At some point “building parental capacity” starts feeling a bit like offering someone a resilience podcast while they are actively being mauled by a bear.
Because yes, technically I can absolutely learn more strategies. But unless someone is also funding a full-time housekeeper to cook meals, clean bathrooms, manage laundry, replace destroyed routines and locate the mystery food hidden throughout the home before it evolves consciousness, there remains the minor issue that all the other parenting and household tasks still need to happen simultaneously. I get alarmed that the NDIS will not fund community outings or support workers but only therapists because it’s the community outings that allow my family to function. True building of parental capacity happens when someone else takes full responsibility for the child while the parent does all the other things. Or rests. Not when the speech therapist or school psychologist says “I don’t want to add to your load but could you please complete this 25 page questionnaire and also add a new page on proloquo2go and please model blue hoodie at least 30 times today preferably in context.”

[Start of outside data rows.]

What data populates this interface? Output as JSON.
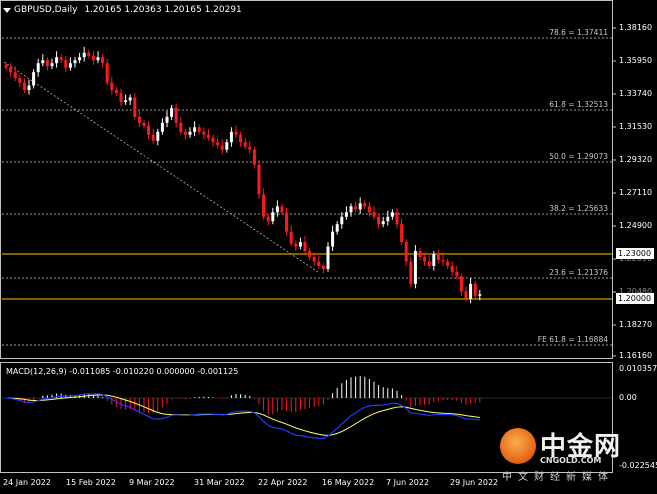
{
  "header": {
    "symbol": "GBPUSD,Daily",
    "ohlc": "1.20165 1.20363 1.20165 1.20291"
  },
  "macd_header": "MACD(12,26,9) -0.011085 -0.010220 0.000000 -0.001125",
  "price_axis": [
    "1.38160",
    "1.35950",
    "1.33740",
    "1.31530",
    "1.29320",
    "1.27110",
    "1.24900",
    "1.22690",
    "1.20480",
    "1.18270",
    "1.16160"
  ],
  "macd_axis": [
    "0.010357",
    "0.00",
    "-0.022545"
  ],
  "price_boxes": [
    {
      "label": "1.23000",
      "color": "#ffc000"
    },
    {
      "label": "1.20000",
      "color": "#ffc000"
    }
  ],
  "fib_levels": [
    {
      "label": "78.6 = 1.37411"
    },
    {
      "label": "61.8 = 1.32513"
    },
    {
      "label": "50.0 = 1.29073"
    },
    {
      "label": "38.2 = 1.25633"
    },
    {
      "label": "23.6 = 1.21376"
    },
    {
      "label": "FE 61.8 = 1.16884"
    }
  ],
  "date_axis": [
    "24 Jan 2022",
    "15 Feb 2022",
    "9 Mar 2022",
    "31 Mar 2022",
    "22 Apr 2022",
    "16 May 2022",
    "7 Jun 2022",
    "29 Jun 2022"
  ],
  "colors": {
    "bull": "#ffffff",
    "bear": "#ff1a1a",
    "signal": "#ffff66",
    "macd_line": "#1a3cff",
    "hline": "#ffc000"
  },
  "logo": {
    "text": "中金网",
    "url": "CNGOLD.COM",
    "sub": "中文财经新媒体"
  },
  "chart_data": {
    "type": "candlestick",
    "closes": [
      1.355,
      1.352,
      1.348,
      1.345,
      1.34,
      1.343,
      1.352,
      1.358,
      1.36,
      1.356,
      1.358,
      1.362,
      1.36,
      1.355,
      1.358,
      1.36,
      1.362,
      1.365,
      1.363,
      1.36,
      1.362,
      1.358,
      1.345,
      1.34,
      1.338,
      1.332,
      1.333,
      1.335,
      1.322,
      1.318,
      1.316,
      1.31,
      1.306,
      1.312,
      1.318,
      1.322,
      1.328,
      1.318,
      1.312,
      1.31,
      1.312,
      1.315,
      1.312,
      1.31,
      1.308,
      1.305,
      1.303,
      1.3,
      1.305,
      1.312,
      1.31,
      1.305,
      1.302,
      1.3,
      1.29,
      1.27,
      1.255,
      1.252,
      1.258,
      1.262,
      1.258,
      1.245,
      1.237,
      1.235,
      1.238,
      1.232,
      1.228,
      1.225,
      1.222,
      1.22,
      1.235,
      1.245,
      1.25,
      1.255,
      1.258,
      1.262,
      1.26,
      1.264,
      1.262,
      1.258,
      1.255,
      1.25,
      1.252,
      1.255,
      1.258,
      1.25,
      1.238,
      1.225,
      1.21,
      1.232,
      1.228,
      1.225,
      1.222,
      1.23,
      1.226,
      1.225,
      1.222,
      1.218,
      1.215,
      1.205,
      1.2,
      1.21,
      1.202,
      1.203
    ]
  }
}
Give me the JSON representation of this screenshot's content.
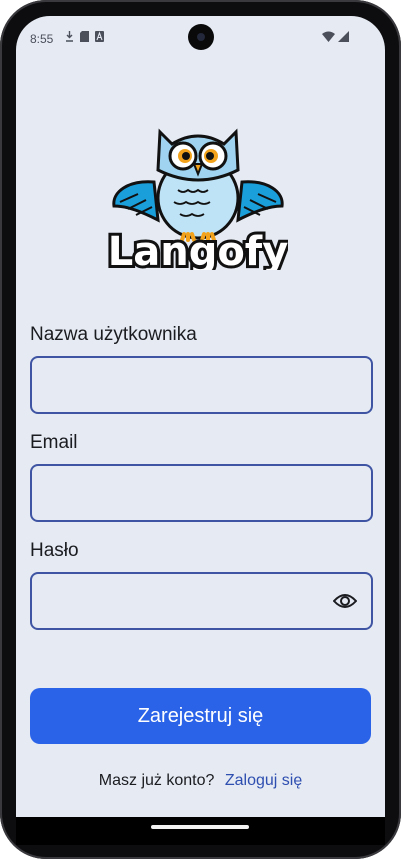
{
  "status_bar": {
    "time": "8:55"
  },
  "app": {
    "brand": "Langofy"
  },
  "form": {
    "username_label": "Nazwa użytkownika",
    "email_label": "Email",
    "password_label": "Hasło",
    "username_value": "",
    "email_value": "",
    "password_value": ""
  },
  "actions": {
    "register_label": "Zarejestruj się",
    "have_account_text": "Masz już konto?",
    "login_link": "Zaloguj się"
  },
  "colors": {
    "accent": "#2a63e8",
    "field_border": "#3f55a3",
    "background": "#e5eaf3",
    "link": "#2f4fb0"
  },
  "icons": [
    "download-icon",
    "sd-card-icon",
    "font-icon",
    "wifi-icon",
    "cell-signal-icon",
    "eye-icon"
  ]
}
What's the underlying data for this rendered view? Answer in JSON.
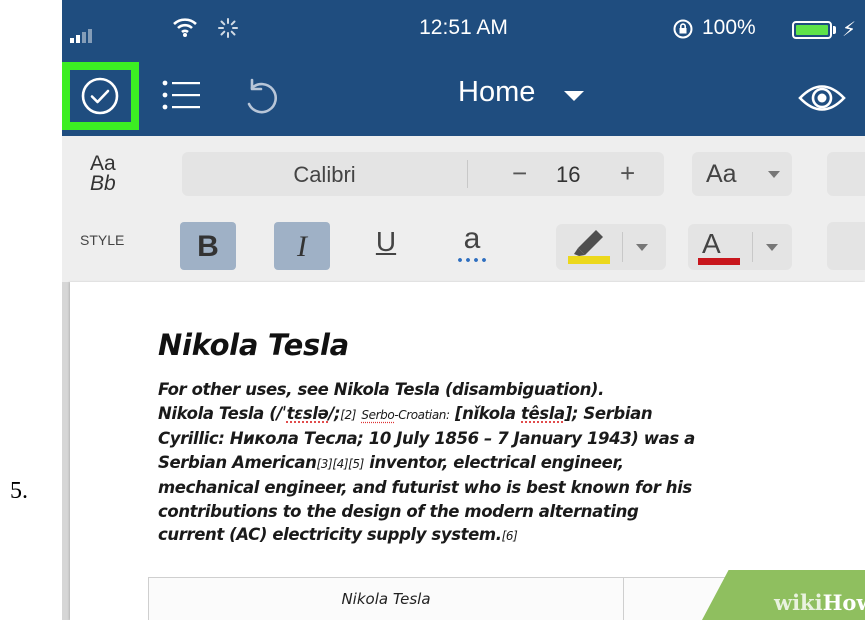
{
  "step": {
    "number": "5."
  },
  "status_bar": {
    "time": "12:51 AM",
    "battery_percent": "100%",
    "battery_level": 1.0,
    "battery_color": "#5ee34a"
  },
  "toolbar": {
    "home_label": "Home",
    "highlight_color": "#3cee22",
    "bar_color": "#1f4d7f",
    "icons": [
      "done-check-icon",
      "list-icon",
      "undo-icon",
      "dropdown-caret-icon",
      "read-mode-eye-icon"
    ]
  },
  "format_panel": {
    "style_aa": "Aa",
    "style_bb": "Bb",
    "style_label": "STYLE",
    "font_name": "Calibri",
    "size_minus": "−",
    "font_size": "16",
    "size_plus": "+",
    "case_label": "Aa",
    "bold_label": "B",
    "italic_label": "I",
    "underline_label": "U",
    "spelling_label": "a",
    "highlight_color": "#ecd81c",
    "font_color_label": "A",
    "font_color": "#c8161d"
  },
  "document": {
    "title": "Nikola Tesla",
    "lines": {
      "l1": "For other uses, see Nikola Tesla (disambiguation).",
      "l2a": "Nikola Tesla (/ˈ",
      "l2b": "tɛslə",
      "l2c": "/;",
      "l2d": "[2]",
      "l2e": "Serbo",
      "l2f": "-Croatian:",
      "l2g": " [nǐkola ",
      "l2h": "têsla",
      "l2i": "]; Serbian",
      "l3": "Cyrillic: Никола Тесла; 10 July 1856 – 7 January 1943) was a",
      "l4a": "Serbian American",
      "l4b": "[3][4][5]",
      "l4c": " inventor, electrical engineer,",
      "l5": "mechanical engineer, and futurist who is best known for his",
      "l6": "contributions to the design of the modern alternating",
      "l7a": "current (AC) electricity supply system.",
      "l7b": "[6]"
    },
    "infobox_title": "Nikola Tesla"
  },
  "watermark": {
    "wiki": "wiki",
    "how": "How"
  }
}
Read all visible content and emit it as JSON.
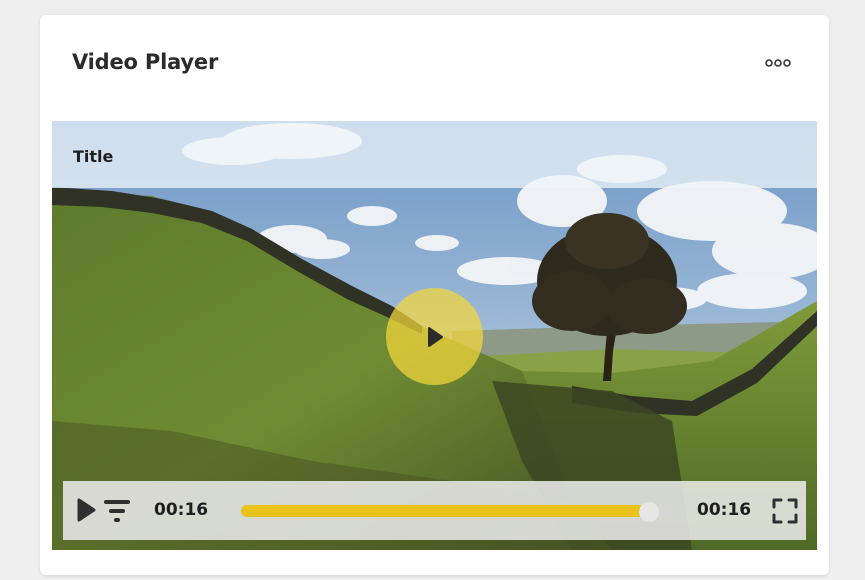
{
  "card": {
    "title": "Video Player",
    "menu_icon": "more-dots-icon"
  },
  "video": {
    "title": "Title",
    "current_time": "00:16",
    "duration": "00:16",
    "progress": 0.97,
    "icons": {
      "big_play": "play-icon",
      "play": "play-icon",
      "quality": "filter-icon",
      "fullscreen": "fullscreen-icon"
    }
  },
  "colors": {
    "accent": "#e9c21a",
    "play_overlay": "#f5d73c"
  }
}
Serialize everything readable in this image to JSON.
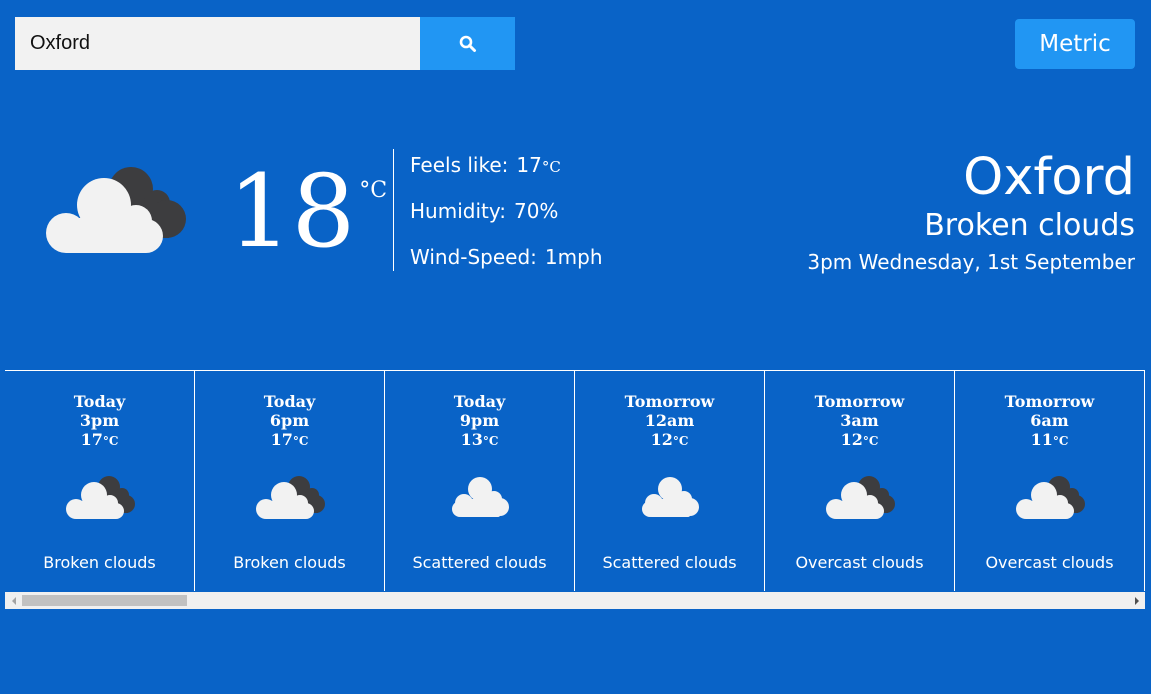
{
  "search": {
    "value": "Oxford",
    "icon": "search-icon"
  },
  "unit_toggle": {
    "label": "Metric"
  },
  "current": {
    "temperature": "18",
    "unit": "°C",
    "icon": "broken-clouds-icon",
    "feels_like_label": "Feels like:",
    "feels_like_value": "17",
    "feels_like_unit": "°C",
    "humidity_label": "Humidity:",
    "humidity_value": "70%",
    "wind_label": "Wind-Speed:",
    "wind_value": "1mph",
    "city": "Oxford",
    "description": "Broken clouds",
    "datetime": "3pm Wednesday, 1st September"
  },
  "forecast": [
    {
      "day": "Today",
      "time": "3pm",
      "temp": "17",
      "unit": "°C",
      "icon": "broken-clouds-icon",
      "description": "Broken clouds"
    },
    {
      "day": "Today",
      "time": "6pm",
      "temp": "17",
      "unit": "°C",
      "icon": "broken-clouds-icon",
      "description": "Broken clouds"
    },
    {
      "day": "Today",
      "time": "9pm",
      "temp": "13",
      "unit": "°C",
      "icon": "scattered-clouds-icon",
      "description": "Scattered clouds"
    },
    {
      "day": "Tomorrow",
      "time": "12am",
      "temp": "12",
      "unit": "°C",
      "icon": "scattered-clouds-icon",
      "description": "Scattered clouds"
    },
    {
      "day": "Tomorrow",
      "time": "3am",
      "temp": "12",
      "unit": "°C",
      "icon": "overcast-clouds-icon",
      "description": "Overcast clouds"
    },
    {
      "day": "Tomorrow",
      "time": "6am",
      "temp": "11",
      "unit": "°C",
      "icon": "overcast-clouds-icon",
      "description": "Overcast clouds"
    }
  ],
  "colors": {
    "background": "#0963c7",
    "accent": "#2196f3",
    "cloud_light": "#f2f2f2",
    "cloud_dark": "#3d3d3f"
  }
}
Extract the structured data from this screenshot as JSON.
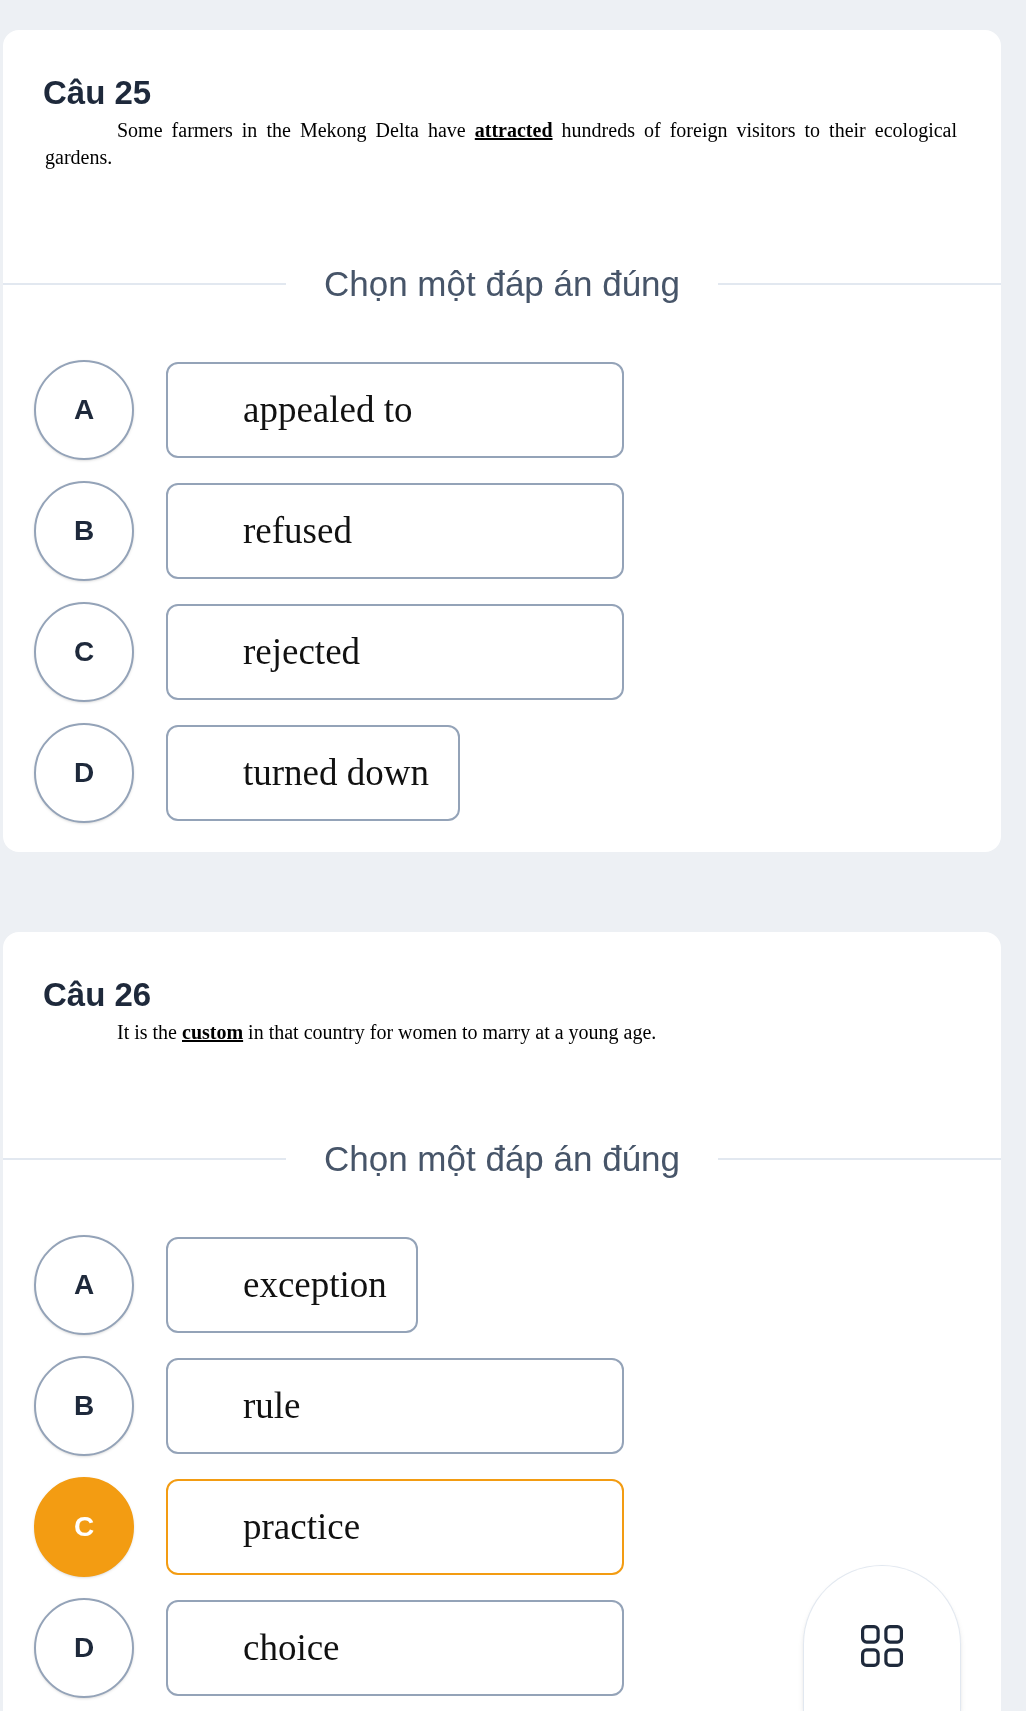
{
  "questions": [
    {
      "title": "Câu 25",
      "text": "Some farmers in the Mekong Delta have **attracted** hundreds of foreign visitors to their ecological gardens.",
      "prompt": "Chọn một đáp án đúng",
      "options": [
        {
          "letter": "A",
          "text": "appealed to",
          "kind": "wide",
          "selected": false
        },
        {
          "letter": "B",
          "text": "refused",
          "kind": "wide",
          "selected": false
        },
        {
          "letter": "C",
          "text": "rejected",
          "kind": "wide",
          "selected": false
        },
        {
          "letter": "D",
          "text": "turned down",
          "kind": "fit",
          "selected": false
        }
      ]
    },
    {
      "title": "Câu 26",
      "text": "It is the **custom** in that country for women to marry at a young age.",
      "prompt": "Chọn một đáp án đúng",
      "options": [
        {
          "letter": "A",
          "text": "exception",
          "kind": "fit",
          "selected": false
        },
        {
          "letter": "B",
          "text": "rule",
          "kind": "wide",
          "selected": false
        },
        {
          "letter": "C",
          "text": "practice",
          "kind": "wide",
          "selected": true
        },
        {
          "letter": "D",
          "text": "choice",
          "kind": "wide",
          "selected": false
        }
      ]
    }
  ]
}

And if all of this genuinely falls under ordinary parental responsibility then honestly I owe every parent of a typical 12 year old boy a profound apology because I had absolutely NO IDEA.
I did not realise parents across Australia were still wiping their 12 year old’s bottom while closely supervising toileting to prevent toilet-water flicking incidents. I did not realise mothers everywhere were maintaining constant line-of-sight supervision because silence itself had become ominous. I truly thought most parents were just vaguely shouting “get off YouTube and write your speech” while making spaghetti bolognese.
Apparently not.
The funny thing is that disability care often gets linguistically disguised as tiny harmless sounding tasks. “Supervision.” “Prompting.” “Support.” “Assistance with daily living.”
Very small words doing incredibly heavy lifting.
Because for many families the support work is not an occasional addition to ordinary life.
It IS the life.
And I think that is the part policymakers still profoundly underestimate.